The slide was cleaned and modified with aldehyde according to the method described in our previous study [19]. Emulsions for on-chip PCR were prepared by some modifications of described methods [9, 20]. The oil phase was composed of 7.5% Span 80 (no. S6760, Sigma) and 1.0% Tween 80 (no. S-8074, Sigma) in mineral oil (no. M-3516, Sigma). The components of aqueous phase were consistent with conventional PCR except higher concentration of MgCl2 (final concentration was 25mM). On-chip PCR was carried out under the following cycling conditions: 95°C for 10 min, 40 cycles of 94°C for 30 sec, 56°C (or corresponding with annealing temperature) for 30 sec, and 70°C for 30 sec. During extension step, Cy5 labeled dUTP instead of dTTP incorporated in each newly synthesized strand. Thermal stability of this emulsion system was detected by heating to 95°C for 10 min; the photo was captured under a microscope (Nikon E200) before and after heating for comparison.

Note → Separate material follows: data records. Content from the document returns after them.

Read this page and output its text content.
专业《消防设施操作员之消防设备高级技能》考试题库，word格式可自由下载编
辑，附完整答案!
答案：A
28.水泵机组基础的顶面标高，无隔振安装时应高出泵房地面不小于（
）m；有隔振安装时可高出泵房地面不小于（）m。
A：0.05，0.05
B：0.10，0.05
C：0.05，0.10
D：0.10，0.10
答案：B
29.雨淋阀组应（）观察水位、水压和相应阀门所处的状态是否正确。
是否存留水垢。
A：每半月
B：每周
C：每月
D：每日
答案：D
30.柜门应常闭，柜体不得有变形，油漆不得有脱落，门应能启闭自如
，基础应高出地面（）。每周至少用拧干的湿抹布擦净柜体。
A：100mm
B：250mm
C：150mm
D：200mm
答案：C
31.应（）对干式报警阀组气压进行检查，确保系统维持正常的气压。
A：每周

Multiplex detection and scanning

Four genes (SRY, DYS12, DYS14, and DYZ) distributed on Y chromosome was selected for test in this study. All the reverse primers were modified with NH2 on their 5’ ends (DNA sequences not showed). After PCR thermal cycle, the slide was cleaned with 2× SSC (1× SSC is 0.15 mol/L NaCl plus 0.015 mol/L sodium citrate), 0.1% sodium dodecyl sulfate (SDS) at 50°C for 5 min, 0.2× SSC,0.1% SDS, and distilled water at room temperature for 2 min in sequence and were then was dried for scanning. Non-emulsion control experiment was also carried out for comparison in the study.